In response to questions from the Appeal Court judges, Justices Douglas White, Mark Cooper and Christine French, Goddard said he would agree to continuing the stay on the trial, on the condition pre-trial steps such as a statement of defence, targeted discovery and any interlocutories arising from those steps could continue. That would allow Danone to go straight to trial should arbitration fail. If the stay remains in place as is, it would be necessary for Danone to "crank the proceedings up from scratch" should it fail to resolve issues in arbitration, Goddard said.

Responding for Fonterra, counsel Alan Galbraith QC said arbitration would deal with all the substantive issues, except for Danone's wish to widen the net of those included in the proceedings in an attempt to avoid limited caps that applied in the supply agreement between Fonterra Ltd and Danone Asia Pacific Holdings.

Danone and Fonterra's supply agreement included a provision limiting Fonterra's liability to A$10 million per claim or series of claims, with total liability in any one year capped at A$30 million. 
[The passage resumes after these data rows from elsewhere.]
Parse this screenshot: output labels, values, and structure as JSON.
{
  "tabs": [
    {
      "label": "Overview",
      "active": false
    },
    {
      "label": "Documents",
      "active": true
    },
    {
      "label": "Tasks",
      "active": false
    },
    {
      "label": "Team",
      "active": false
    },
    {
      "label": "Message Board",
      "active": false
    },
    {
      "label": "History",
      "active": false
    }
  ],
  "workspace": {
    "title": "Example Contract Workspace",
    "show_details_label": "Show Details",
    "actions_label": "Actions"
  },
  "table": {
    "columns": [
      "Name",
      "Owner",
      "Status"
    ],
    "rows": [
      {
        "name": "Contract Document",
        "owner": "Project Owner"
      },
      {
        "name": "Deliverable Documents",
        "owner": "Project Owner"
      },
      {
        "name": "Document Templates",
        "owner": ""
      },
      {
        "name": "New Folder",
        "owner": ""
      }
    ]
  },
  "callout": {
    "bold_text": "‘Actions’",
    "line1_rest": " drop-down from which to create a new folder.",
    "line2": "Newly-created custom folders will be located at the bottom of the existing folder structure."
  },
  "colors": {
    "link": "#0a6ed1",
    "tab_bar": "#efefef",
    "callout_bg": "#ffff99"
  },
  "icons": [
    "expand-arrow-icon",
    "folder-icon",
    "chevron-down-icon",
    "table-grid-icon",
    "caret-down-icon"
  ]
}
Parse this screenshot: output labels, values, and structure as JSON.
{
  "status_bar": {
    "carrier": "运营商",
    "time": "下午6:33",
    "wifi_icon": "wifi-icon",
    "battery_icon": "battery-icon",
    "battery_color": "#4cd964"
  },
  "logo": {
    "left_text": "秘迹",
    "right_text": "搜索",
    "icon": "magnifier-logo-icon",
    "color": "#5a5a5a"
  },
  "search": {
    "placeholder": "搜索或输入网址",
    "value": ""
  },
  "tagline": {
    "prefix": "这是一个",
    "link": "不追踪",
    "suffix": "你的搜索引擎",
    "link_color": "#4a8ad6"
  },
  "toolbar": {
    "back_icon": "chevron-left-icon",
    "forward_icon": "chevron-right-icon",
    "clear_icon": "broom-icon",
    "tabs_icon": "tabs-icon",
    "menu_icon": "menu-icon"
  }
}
Following the arbitration, the parties would likely need to rethink the High Court proceeding and it could need to be repleaded, Galbraith said. There was no point setting off down an unknown path, he said.  Danone is claiming damages for what it claims were lost sales of 350 million euros and cost impacts of 280 million euros.

Running both processes at the same time risked inconsistency and tactical game play to the detriment of the arbitration, and of no benefit to the High Court proceedings which would probably have to be rethought, Galbraith said.

The Appeal hearing, scheduled for one day, is continuing this afternoon.